Даже лучше он, с подвохом,
Нет у «Форда» этой прыти –
Авто-мото-вело-пёхом
Доплывёте, долетите,
И, при том, такое судно
Никому толкать не трудно.

И не только этим славен –
Он устойчив, он морален,
И в ночное время суток
Он не возит проституток;
Сутенёры, наркоманы
В нём не ездят в рестораны…

Я куплю себе такое
Чудо-юдо заводное,
Растрясу мои заначки –
Не бедней же я калек,
Посмотрите – в этой тачке
Едет, типа, человек!

* * *
Вот так, в стервозной и нервозной
Толпе, толкающей и мнущей,
Арбузной свежестью морозной
Вдруг задохнуться… Боже Сущий! –
Она, она, я помню, та ведь –
Духи, туманы – всё оттуда…
Ступить на слякотную наледь,
Идти, идти за ней, покуда
Не обернётся… только, дальний,
Не стану ближе ей, я знаю –
Её в наш век маниакальный
Лишь без причины напугаю…

* * *
Я уже ненавижу переезд железнодорожный
Возле Новой Деревни… Нитку в иголку вдень же,
Господи, и заштопай, если можно,
Эту прореху в пространстве… Четверть часа, не меньше,
Ежедневно торчу здесь по дороге с работы,
Метрах в трехстах от места известной дуэли,
Волей-неволей подумаешь – кто ты, что ты?
Сколько тогда они до сорока успели! –
Нам и не снилось.
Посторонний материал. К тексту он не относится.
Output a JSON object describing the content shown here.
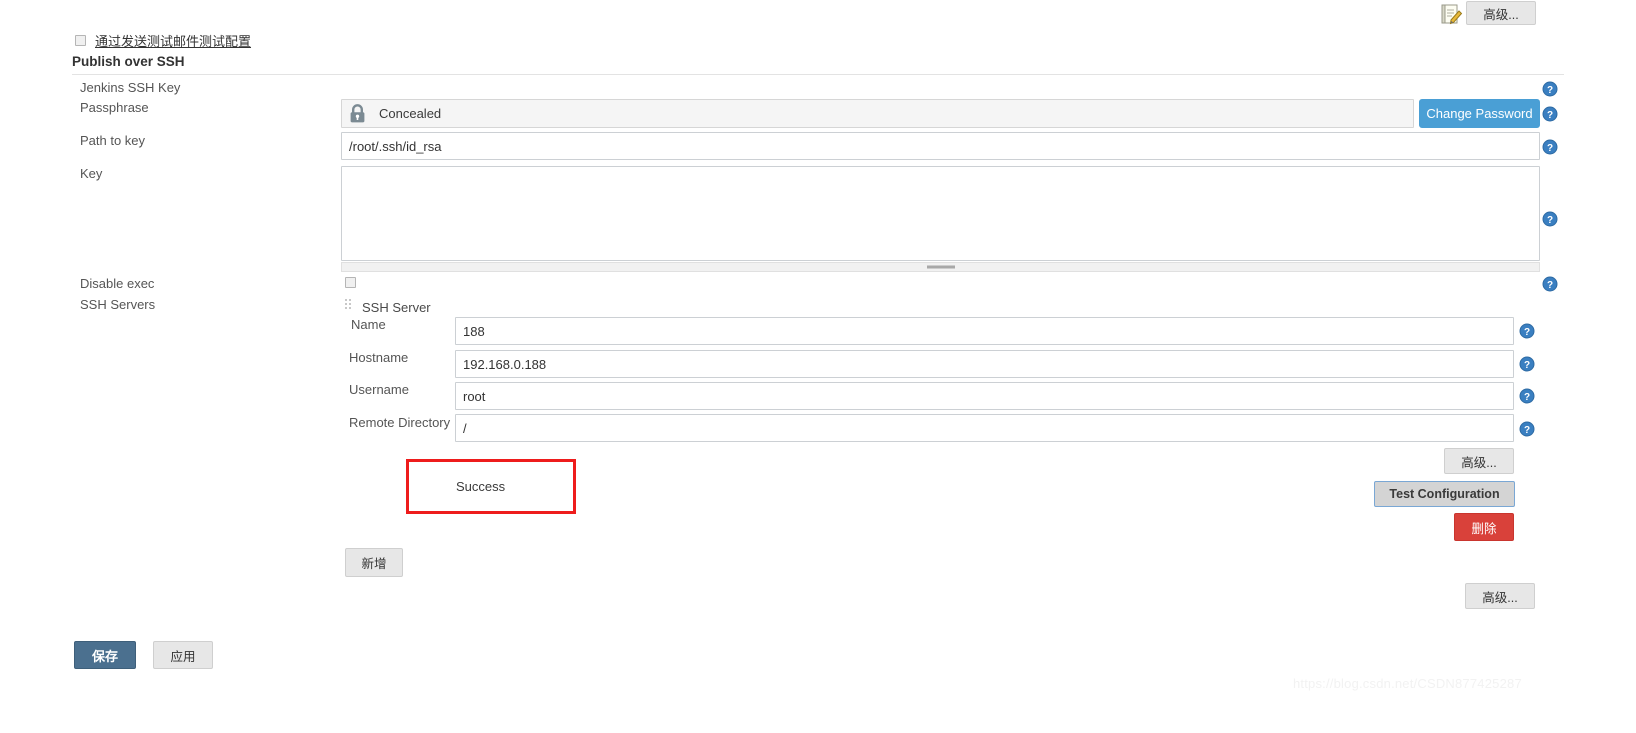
{
  "topbar": {
    "edit_icon": "notepad-edit-icon",
    "advanced_label": "高级..."
  },
  "test_mail": {
    "label": "通过发送测试邮件测试配置",
    "checked": false
  },
  "section": {
    "title": "Publish over SSH"
  },
  "fields": {
    "jenkins_ssh_key_label": "Jenkins SSH Key",
    "passphrase_label": "Passphrase",
    "passphrase_value": "Concealed",
    "change_password_label": "Change Password",
    "path_to_key_label": "Path to key",
    "path_to_key_value": "/root/.ssh/id_rsa",
    "key_label": "Key",
    "key_value": "",
    "disable_exec_label": "Disable exec",
    "ssh_servers_label": "SSH Servers"
  },
  "ssh_server": {
    "heading": "SSH Server",
    "rows": [
      {
        "label": "Name",
        "value": "188"
      },
      {
        "label": "Hostname",
        "value": "192.168.0.188"
      },
      {
        "label": "Username",
        "value": "root"
      },
      {
        "label": "Remote Directory",
        "value": "/"
      }
    ],
    "advanced_label": "高级...",
    "test_configuration_label": "Test Configuration",
    "delete_label": "删除",
    "result_text": "Success"
  },
  "buttons": {
    "add_label": "新增",
    "bottom_advanced_label": "高级...",
    "save_label": "保存",
    "apply_label": "应用"
  },
  "icons": {
    "lock": "lock-icon",
    "help": "help-icon",
    "drag_handle": "drag-handle-icon"
  },
  "colors": {
    "accent_blue": "#4a9fd5",
    "save_blue": "#4b708f",
    "delete_red": "#d9413a",
    "annotation_red": "#ee1c1c",
    "help_blue": "#3a7fc1"
  },
  "watermark": {
    "text": "https://blog.csdn.net/CSDN877425287"
  }
}
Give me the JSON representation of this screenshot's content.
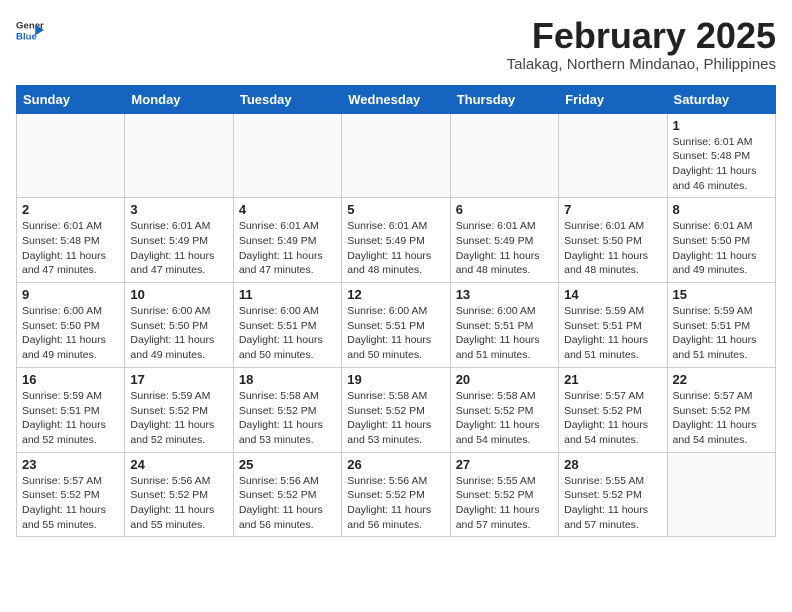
{
  "header": {
    "logo_general": "General",
    "logo_blue": "Blue",
    "title": "February 2025",
    "subtitle": "Talakag, Northern Mindanao, Philippines"
  },
  "weekdays": [
    "Sunday",
    "Monday",
    "Tuesday",
    "Wednesday",
    "Thursday",
    "Friday",
    "Saturday"
  ],
  "weeks": [
    [
      {
        "day": "",
        "info": ""
      },
      {
        "day": "",
        "info": ""
      },
      {
        "day": "",
        "info": ""
      },
      {
        "day": "",
        "info": ""
      },
      {
        "day": "",
        "info": ""
      },
      {
        "day": "",
        "info": ""
      },
      {
        "day": "1",
        "info": "Sunrise: 6:01 AM\nSunset: 5:48 PM\nDaylight: 11 hours and 46 minutes."
      }
    ],
    [
      {
        "day": "2",
        "info": "Sunrise: 6:01 AM\nSunset: 5:48 PM\nDaylight: 11 hours and 47 minutes."
      },
      {
        "day": "3",
        "info": "Sunrise: 6:01 AM\nSunset: 5:49 PM\nDaylight: 11 hours and 47 minutes."
      },
      {
        "day": "4",
        "info": "Sunrise: 6:01 AM\nSunset: 5:49 PM\nDaylight: 11 hours and 47 minutes."
      },
      {
        "day": "5",
        "info": "Sunrise: 6:01 AM\nSunset: 5:49 PM\nDaylight: 11 hours and 48 minutes."
      },
      {
        "day": "6",
        "info": "Sunrise: 6:01 AM\nSunset: 5:49 PM\nDaylight: 11 hours and 48 minutes."
      },
      {
        "day": "7",
        "info": "Sunrise: 6:01 AM\nSunset: 5:50 PM\nDaylight: 11 hours and 48 minutes."
      },
      {
        "day": "8",
        "info": "Sunrise: 6:01 AM\nSunset: 5:50 PM\nDaylight: 11 hours and 49 minutes."
      }
    ],
    [
      {
        "day": "9",
        "info": "Sunrise: 6:00 AM\nSunset: 5:50 PM\nDaylight: 11 hours and 49 minutes."
      },
      {
        "day": "10",
        "info": "Sunrise: 6:00 AM\nSunset: 5:50 PM\nDaylight: 11 hours and 49 minutes."
      },
      {
        "day": "11",
        "info": "Sunrise: 6:00 AM\nSunset: 5:51 PM\nDaylight: 11 hours and 50 minutes."
      },
      {
        "day": "12",
        "info": "Sunrise: 6:00 AM\nSunset: 5:51 PM\nDaylight: 11 hours and 50 minutes."
      },
      {
        "day": "13",
        "info": "Sunrise: 6:00 AM\nSunset: 5:51 PM\nDaylight: 11 hours and 51 minutes."
      },
      {
        "day": "14",
        "info": "Sunrise: 5:59 AM\nSunset: 5:51 PM\nDaylight: 11 hours and 51 minutes."
      },
      {
        "day": "15",
        "info": "Sunrise: 5:59 AM\nSunset: 5:51 PM\nDaylight: 11 hours and 51 minutes."
      }
    ],
    [
      {
        "day": "16",
        "info": "Sunrise: 5:59 AM\nSunset: 5:51 PM\nDaylight: 11 hours and 52 minutes."
      },
      {
        "day": "17",
        "info": "Sunrise: 5:59 AM\nSunset: 5:52 PM\nDaylight: 11 hours and 52 minutes."
      },
      {
        "day": "18",
        "info": "Sunrise: 5:58 AM\nSunset: 5:52 PM\nDaylight: 11 hours and 53 minutes."
      },
      {
        "day": "19",
        "info": "Sunrise: 5:58 AM\nSunset: 5:52 PM\nDaylight: 11 hours and 53 minutes."
      },
      {
        "day": "20",
        "info": "Sunrise: 5:58 AM\nSunset: 5:52 PM\nDaylight: 11 hours and 54 minutes."
      },
      {
        "day": "21",
        "info": "Sunrise: 5:57 AM\nSunset: 5:52 PM\nDaylight: 11 hours and 54 minutes."
      },
      {
        "day": "22",
        "info": "Sunrise: 5:57 AM\nSunset: 5:52 PM\nDaylight: 11 hours and 54 minutes."
      }
    ],
    [
      {
        "day": "23",
        "info": "Sunrise: 5:57 AM\nSunset: 5:52 PM\nDaylight: 11 hours and 55 minutes."
      },
      {
        "day": "24",
        "info": "Sunrise: 5:56 AM\nSunset: 5:52 PM\nDaylight: 11 hours and 55 minutes."
      },
      {
        "day": "25",
        "info": "Sunrise: 5:56 AM\nSunset: 5:52 PM\nDaylight: 11 hours and 56 minutes."
      },
      {
        "day": "26",
        "info": "Sunrise: 5:56 AM\nSunset: 5:52 PM\nDaylight: 11 hours and 56 minutes."
      },
      {
        "day": "27",
        "info": "Sunrise: 5:55 AM\nSunset: 5:52 PM\nDaylight: 11 hours and 57 minutes."
      },
      {
        "day": "28",
        "info": "Sunrise: 5:55 AM\nSunset: 5:52 PM\nDaylight: 11 hours and 57 minutes."
      },
      {
        "day": "",
        "info": ""
      }
    ]
  ]
}
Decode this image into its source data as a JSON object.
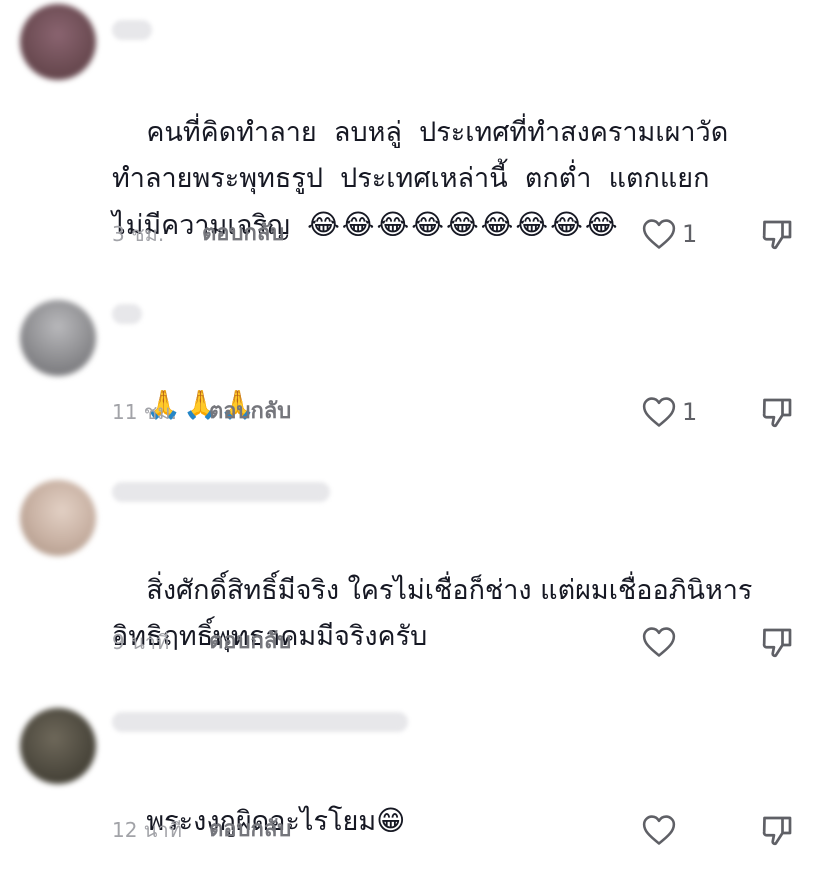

Даром своим дорожили,
Может быть, больше нас – понимали,
Что завтра не будет, всё здесь и сейчас или
С детства планиду свою роковую знали?..
Мы же не знаем и стыдно судьбою
Назвать эту возню: ожидание шанса
Своего, эту привычку – с бою
Брать своё же… Не удержусь, подамся
Прочь, туда… Впрочем, куда – неизвестно.
Азимут определи, координаты счисли
И укажи, и назови место
Где-то за краем рассудка, за гранью мысли…

* * *
1.

Я голубям любил крошить окрошку,
Кормил котят, пригревшихся в подвале.
Синицам сало вешал за окошко
И радовался – как они клевали!
Я так жалел зимующих в замёрзшей
Фонтанке уток, – знала бы с какою
Тревогой им в шугу или в порошу
Крошил всё то, что было под рукою.
Я так любил щенков… увы, всё стёрто,
Так странно вспоминать, что это – было…
Зачем, зачем, зачем… какого чёрта
Ты мне вчера собаку подарила!?


2.

Что же врать? Скажу чистосердечно –
Не люблю, когда в квартире кошка
Проживает или, что ужасней,
Если там собака поселилась
И рычит, и, сидя возле двери,
Караулит лестничные звуки:
Лифт, к примеру, голоса… при этом,
Надо с ней гулять два раза в сутки,
Надо мыть её, водить на случки,
Надо шерсть из-под дивана, из-под
Пианино пылесосом, тряпкой
Влажной убирать. Какая радость?
Лучше б так ходили за людьми!


3.

Обними своего кобеля, ну же –
Поцелуй его, оближи морду,
Он обрадуется… Гораздо хуже
Ты ко мне относишься: взяла моду
Не смотреть на меня, а посмотришь – тучей
Грозовою кажется взгляд; что же,
Если кобелина потрясучий
Тебе человека милей, дороже,
Посади за стол его и, сутуло
Наклонясь, корми, подтирай лужи…
Я же повторю слова Катулла –
Обними своего кобеля, ну же!

* * *
Отвердело время, гранитом стало,
Словно памятник, только слово
Крепче меди; вообще металла
Не отлили ещё такого –
Тот же меч ржавеет, теряет жало,
А оно и тления убежало,
И забвения, и всякой иной напасти,
И вернулось, и проросло снова,
И перед тобою – живей живого…
Посмотри внимательно – в твоей ли власти
Оно или ты в его власти?
Предстоишь и ходишь пред его ликом,
А оно куражится – вот те здрасьте!
И называет тебя тунгусом диким…
Что ж, и поделом, коль не лживо;
Где скрижали? – Нет! – А оно – живо!
И оно говорит, и оно дышит,
И узнаваем голос, он тот, прежний,
Кто же собеседник твой нездешний –
Тише травы, пирамид выше?..

* * *
       Анне Алексеевне Дементьевой

Вот речушка, за речушкой – деревушка,
В деревушке – три старушки, им кукушка
Нагадала лет по триста, этой птичке
Верят бедные старушки по привычке.
Да и дело-то не в этом – верить надо,
Но всё чаще разбирает их досада –
Всё, что деется – и глупо, и нелепо:
Не такая в огороде нынче репа,
И коты вчерась по дикому завыли,
И из городу автобус отменили,
И, помимо того, банька еле дышит,
Дак, опять-таки, из городу не пишут…

А случается – завоет и засвищет,
И сгущается не тьма, а темнотища,
И в такой вот беспросветности, средь бездны,
Мнится бабушкам Суд Страшный, Суд Небесный…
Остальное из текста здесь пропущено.